As her younger brother, Paul, put it to me today, “Pat, my sister, your mother, was a most remarkable being – she was very close and dear to me all my life and a prop and mainstay in troubled times. She had what I can only describe as a ‘glow’ – almost an aura that even shows in photographs of her over the years, she will be most sorely missed by us all, and leaving us she has taken with her much love and many memories.” She was certainly an extraordinary story-teller.
Recalling her in happier times, and her first use of headphones, the first image is of her in the Hill House kitchen. I had recorded her talking about the poltergeist that haunted her as a child, when her parents were divorcing, and the ghost that she was convinced haunted (in a positive way) the end of Hill House where there is a 400-year-old oak staircase. We knew her as Belinda. The story goes, though we heard it long after Pat first saw a mob-capped girl sitting at the foot of her bed, that a young maid fell down the stairs and broke her neck.
The second image, below, honours the huge responsibility her generation carried, symbolised by the Soviet/Russian veterans coming up to see her in bed after Tim’s memorial service. His photo, with great-grandson Gene on his lap, is in the background. The woman in red hat a former partisan, the only person from her entire town to survive WWII. A world of ghosts.
Pat and Tim voted the wrong way on Brexit, she saying the chimney-sweep told her to do so, but we loved them nonetheless!
She would have loved the fact that I was at Buckingham Palace the day after she died, though the sacking of Prince Andrew would not have escaped her notice or comment.

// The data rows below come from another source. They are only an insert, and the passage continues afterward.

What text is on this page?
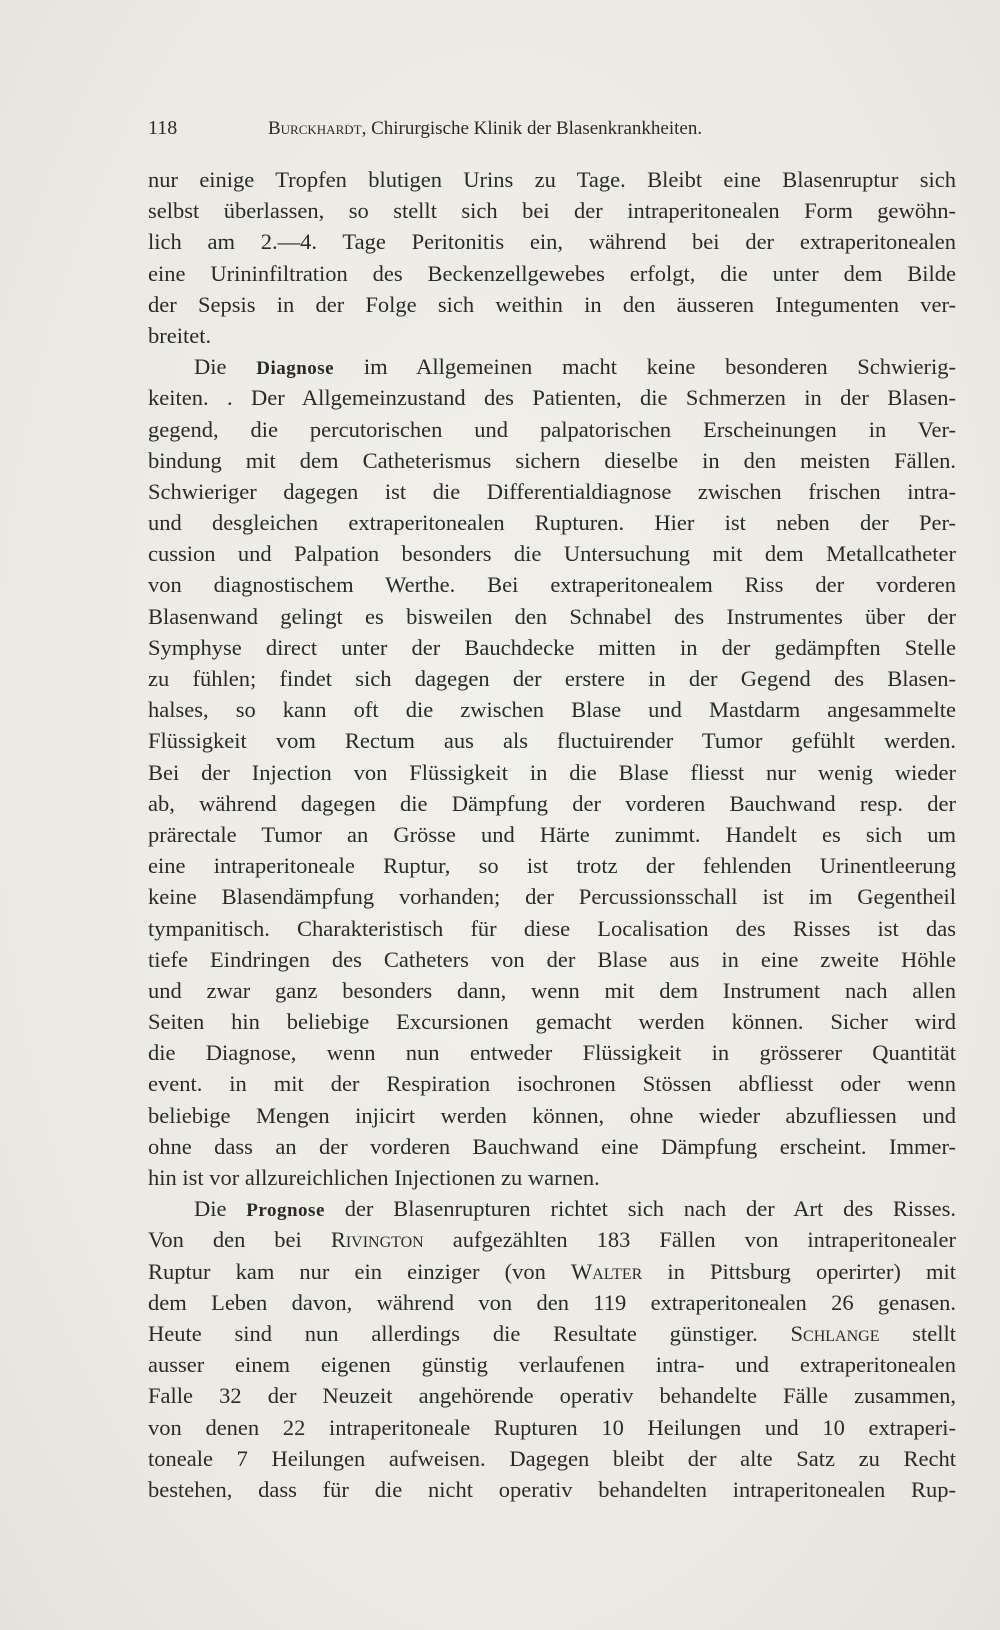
118	Burckhardt, Chirurgische Klinik der Blasenkrankheiten.
nur einige Tropfen blutigen Urins zu Tage. Bleibt eine Blasenruptur sich
selbst überlassen, so stellt sich bei der intraperitonealen Form gewöhn-
lich am 2.—4. Tage Peritonitis ein, während bei der extraperitonealen
eine Urininfiltration des Beckenzellgewebes erfolgt, die unter dem Bilde
der Sepsis in der Folge sich weithin in den äusseren Integumenten ver-
breitet.
Die Diagnose im Allgemeinen macht keine besonderen Schwierig-
keiten. . Der Allgemeinzustand des Patienten, die Schmerzen in der Blasen-
gegend, die percutorischen und palpatorischen Erscheinungen in Ver-
bindung mit dem Catheterismus sichern dieselbe in den meisten Fällen.
Schwieriger dagegen ist die Differentialdiagnose zwischen frischen intra-
und desgleichen extraperitonealen Rupturen. Hier ist neben der Per-
cussion und Palpation besonders die Untersuchung mit dem Metallcatheter
von diagnostischem Werthe. Bei extraperitonealem Riss der vorderen
Blasenwand gelingt es bisweilen den Schnabel des Instrumentes über der
Symphyse direct unter der Bauchdecke mitten in der gedämpften Stelle
zu fühlen; findet sich dagegen der erstere in der Gegend des Blasen-
halses, so kann oft die zwischen Blase und Mastdarm angesammelte
Flüssigkeit vom Rectum aus als fluctuirender Tumor gefühlt werden.
Bei der Injection von Flüssigkeit in die Blase fliesst nur wenig wieder
ab, während dagegen die Dämpfung der vorderen Bauchwand resp. der
prärectale Tumor an Grösse und Härte zunimmt. Handelt es sich um
eine intraperitoneale Ruptur, so ist trotz der fehlenden Urinentleerung
keine Blasendämpfung vorhanden; der Percussionsschall ist im Gegentheil
tympanitisch. Charakteristisch für diese Localisation des Risses ist das
tiefe Eindringen des Catheters von der Blase aus in eine zweite Höhle
und zwar ganz besonders dann, wenn mit dem Instrument nach allen
Seiten hin beliebige Excursionen gemacht werden können. Sicher wird
die Diagnose, wenn nun entweder Flüssigkeit in grösserer Quantität
event. in mit der Respiration isochronen Stössen abfliesst oder wenn
beliebige Mengen injicirt werden können, ohne wieder abzufliessen und
ohne dass an der vorderen Bauchwand eine Dämpfung erscheint. Immer-
hin ist vor allzureichlichen Injectionen zu warnen.
Die Prognose der Blasenrupturen richtet sich nach der Art des Risses.
Von den bei Rivington aufgezählten 183 Fällen von intraperitonealer
Ruptur kam nur ein einziger (von Walter in Pittsburg operirter) mit
dem Leben davon, während von den 119 extraperitonealen 26 genasen.
Heute sind nun allerdings die Resultate günstiger. Schlange stellt
ausser einem eigenen günstig verlaufenen intra- und extraperitonealen
Falle 32 der Neuzeit angehörende operativ behandelte Fälle zusammen,
von denen 22 intraperitoneale Rupturen 10 Heilungen und 10 extraperi-
toneale 7 Heilungen aufweisen. Dagegen bleibt der alte Satz zu Recht
bestehen, dass für die nicht operativ behandelten intraperitonealen Rup-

Her views didn’t always follow well-worn tracks, though she would most definitely not have approved of the way in which the monarchy was being dragged through hedges backwards by the shenanigans of the Queen’s favourite son. But she would definitely have approved of the way half a dozen grey vacuum cleaners were arrayed in one space I passed en route to the Billiards room, lined up in regimental order.